From now on, you will forever see new mothers as hostages ruled by baby sleep thieves. But you will also know the wonder and absolute love that they find with their sweet-smelling newborn in the quiet of the morning.

3. Become a Sleep Miser

Take all the naps and go to sleep early. Protect your own sleep like you are Scrooge McDuck. When the kid goes down for their first nap at 7 a.m., take a nap. When your coffee has worn off at 11 a.m., take a nap. Take a nap at 7 p.m. before bedtime. Take a nap when daddy is home. Take a nap when you have company. Do it.

4. Burn the Books

The books give you the schedule for the perfect baby but not the perfect schedule for your baby. They lead to self-doubt and really mess up your baby game (“Why won’t my baby go to sleep every 87 minutes? Why?!”).

Here are some ideas of what to do with those baby books:

1) Donate them to high school sex-ed classes to encourage abstinence.

2) Create a huge bonfire and offer it up to the sleep gods.

3) Shoot them into space and stress out some Martian mommies.

Any of these ideas are better than reading them.

5. Let the Baby Sleep

If the baby wants to sleep in the car seat, let them. If they sleep in the Rock ‘n Play, let them. If they sleep too long, let them. If they sleep after they eat, let them. If they sleep in the swing, let them.
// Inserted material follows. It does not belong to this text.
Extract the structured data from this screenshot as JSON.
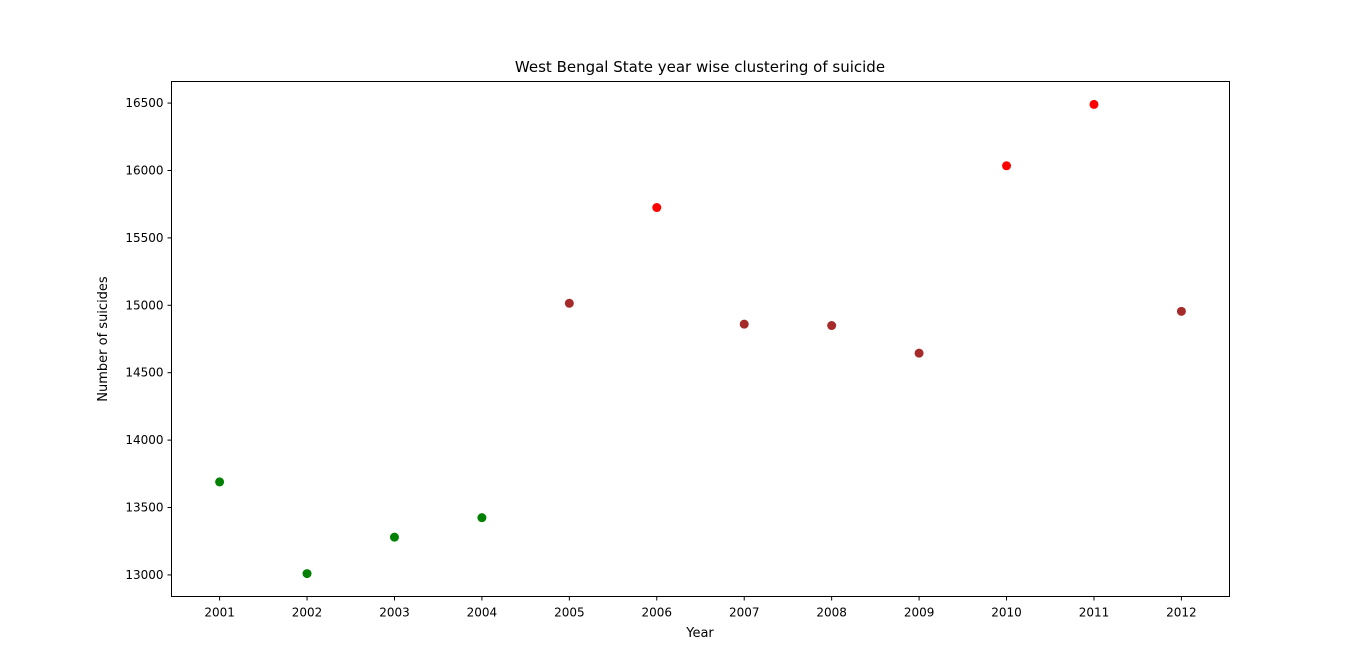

If they fall asleep in the stroller, you channel Keanu Reeves from the movie Speed, don’t stop, and let the baby sleep!

6. Go Somewhere—Anywhere

Walk to the park. Go to a Mommy and Me class. Drive past the beach. Mall walk. Get a coffee—you effing need one.

That first trip will be difficult. You will stare at your drawers wondering what pants to wear. You will put the car seat in wrong. You will fold your stroller up to go in your car trunk and then realize, once you’ve gotten to your destination, you don’t know how to unfold it. You will sweat. Your baby will cry. You will put the baby carrier on backwards. You will breastfeed in public with an awkward boob cover that your baby will hate. You will swear you will never leave the house again until you realize that your baby is way happier outside in the real world and you wonder why you didn’t do this sooner.

Pro-tip: Prepare for this first trip as early as possible. For an afternoon trip, start planning and organizing your stuff the night before. For a morning trip: Who are you kidding? You aren’t going anywhere before 1 p.m.

The first six weeks are all about survival—for you and for that little lump of human. Luckily, mother nature has built in a reward—the first smile. After weeks with no recognition, the smile will be the first glimmer of the little person your newborn will become. It’s like a shining pot of gold at the end of a shit-stained rainbow. And with that, you’ve made it to the other side.